There is no question that the President has broad, almost unbridled powers when it comes to appointing people in government. The Constitution authorizes the chief executive to appoint “the heads of the executive departments, ambassadors, other public ministers and consuls, or officers of the armed forces from the rank of colonel or naval captain, and other officers whose appointments are vested in him in this Constitution. He shall also appoint all other officers of the Government whose appointments are not otherwise provided for by law, and those whom he may be authorized by law to appoint.”
That is a tremendous authority, limited only by another section in the Constitution that prohibits the President from making permanent appointments to executive positions “two months immediately before the next presidential elections and up to the end of his term.”
The right of the President to choose who gets to join him in public governance and serve at his pleasure is not the problem; it’s when those he entrusts with public office turn out to be unfit for and unworthy of the job.
In the previous administration, a valid and longstanding complaint of Benigno Aquino III was his penchant for appointing to high office college classmates, shooting buddies and other people whose only perceived qualification was their closeness and loyalty to him. Exhibit A of this would be Virginia Torres at the Land Transportation Office, Jun Abaya at the then Department of Transportation and Communications, and ex-police chief Alan Purisima. Singly and collectively, their blatant shortcomings in office, and Aquino’s inability to replace them with more competent alternatives, eventually wrought considerable damage on his presidency.

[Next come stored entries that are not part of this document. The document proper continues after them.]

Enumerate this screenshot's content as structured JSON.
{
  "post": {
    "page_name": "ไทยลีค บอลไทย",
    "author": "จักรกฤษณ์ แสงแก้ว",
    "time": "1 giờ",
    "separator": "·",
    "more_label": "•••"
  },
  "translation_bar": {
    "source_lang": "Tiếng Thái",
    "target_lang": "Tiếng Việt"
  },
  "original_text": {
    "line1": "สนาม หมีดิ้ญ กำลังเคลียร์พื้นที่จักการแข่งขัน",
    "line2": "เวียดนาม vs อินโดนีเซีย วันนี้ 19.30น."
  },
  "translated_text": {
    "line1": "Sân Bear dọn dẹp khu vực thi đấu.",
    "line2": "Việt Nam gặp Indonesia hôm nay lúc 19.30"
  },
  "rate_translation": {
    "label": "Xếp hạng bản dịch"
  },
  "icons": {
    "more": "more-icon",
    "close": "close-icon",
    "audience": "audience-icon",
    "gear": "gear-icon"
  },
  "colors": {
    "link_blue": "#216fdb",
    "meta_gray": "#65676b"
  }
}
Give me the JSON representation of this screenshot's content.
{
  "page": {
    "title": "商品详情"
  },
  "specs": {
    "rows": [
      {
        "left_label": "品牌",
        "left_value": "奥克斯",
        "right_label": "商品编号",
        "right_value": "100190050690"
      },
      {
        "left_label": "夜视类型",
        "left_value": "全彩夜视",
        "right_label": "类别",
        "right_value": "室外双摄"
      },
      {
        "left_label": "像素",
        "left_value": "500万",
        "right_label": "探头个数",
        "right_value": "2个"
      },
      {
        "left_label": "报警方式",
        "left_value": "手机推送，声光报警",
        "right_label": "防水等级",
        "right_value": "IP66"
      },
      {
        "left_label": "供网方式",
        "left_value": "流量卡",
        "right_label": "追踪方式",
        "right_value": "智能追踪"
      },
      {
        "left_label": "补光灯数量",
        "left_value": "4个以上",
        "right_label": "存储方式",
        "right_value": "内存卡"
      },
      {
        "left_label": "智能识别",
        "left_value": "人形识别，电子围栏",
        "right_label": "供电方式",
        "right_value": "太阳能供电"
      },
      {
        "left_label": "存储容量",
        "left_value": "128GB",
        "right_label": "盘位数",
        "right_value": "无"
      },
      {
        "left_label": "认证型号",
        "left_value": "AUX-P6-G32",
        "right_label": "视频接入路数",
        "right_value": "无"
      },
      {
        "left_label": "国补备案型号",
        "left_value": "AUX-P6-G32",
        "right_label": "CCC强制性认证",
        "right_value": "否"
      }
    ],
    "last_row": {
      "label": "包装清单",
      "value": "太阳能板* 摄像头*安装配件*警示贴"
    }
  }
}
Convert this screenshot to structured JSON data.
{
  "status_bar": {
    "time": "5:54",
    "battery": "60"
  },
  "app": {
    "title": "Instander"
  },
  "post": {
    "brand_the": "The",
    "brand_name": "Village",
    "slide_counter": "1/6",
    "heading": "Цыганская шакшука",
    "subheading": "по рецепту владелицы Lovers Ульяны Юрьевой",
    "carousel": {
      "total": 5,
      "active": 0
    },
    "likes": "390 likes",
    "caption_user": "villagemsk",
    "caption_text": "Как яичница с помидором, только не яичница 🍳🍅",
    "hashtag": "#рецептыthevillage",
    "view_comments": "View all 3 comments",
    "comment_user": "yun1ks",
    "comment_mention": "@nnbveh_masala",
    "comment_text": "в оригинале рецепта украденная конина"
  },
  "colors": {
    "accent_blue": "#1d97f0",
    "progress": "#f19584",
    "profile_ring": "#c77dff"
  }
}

President Duterte promised something different at the beginning of his term: He would get only the best and brightest for his Cabinet, he said. Nearly a year into his administration and that promise is a mixed bag. The likes of Social Welfare Secretary Judy Taguiwalo and Education Secretary Leonor Briones are inspired choices. The team of economic managers is a solid one. But many others have turned out to be wanting—punctuated by the “rah-rahing” for martial law by Presidential Legal Counsel Salvador Panelo and the show-biz posturing by the Philippine National Chief Gen. Ronald “Bato” dela Rosa amid the carnage that has attended the government’s brutal war on drugs.
Now comes a trio of new appointments that appear to be troubling from the get-go. The former sexy starlet-turned-formidable pro-Duterte blogger Mocha Uson has bagged a powerful position in government as assistant secretary in the Presidential Communications Operations Office. Amid widespread criticism, principally over her track record in disseminating fake news and her fundamental misappreciation of the role of dissent and a healthy free press in a democracy, Mr. Duterte himself has defended Uson’s appointment as a case of his “utang na loob” (debt of gratitude) to her that must be repaid—with a taxpayer-funded position, in this case.
The militarization of the bureaucracy, meanwhile, is seemingly accelerating with the appointment of former AFP chief of staff Roy Cimatu to the environment department, and the announcement this early of the ascension to the Department of the Interior and Local Government by current AFP chief of staff Eduardo Año, who is set to retire only in October. How they specifically qualify for their respective portfolios is not clear. “I’ll add one more soldier and my junta will be complete,” joked Mr. Duterte.
In any case, what has happened to this administration’s “best and brightest” promise? We need more of President Duterte’s high-caliber appointments, like that of Nestor Espenilla at the central bank.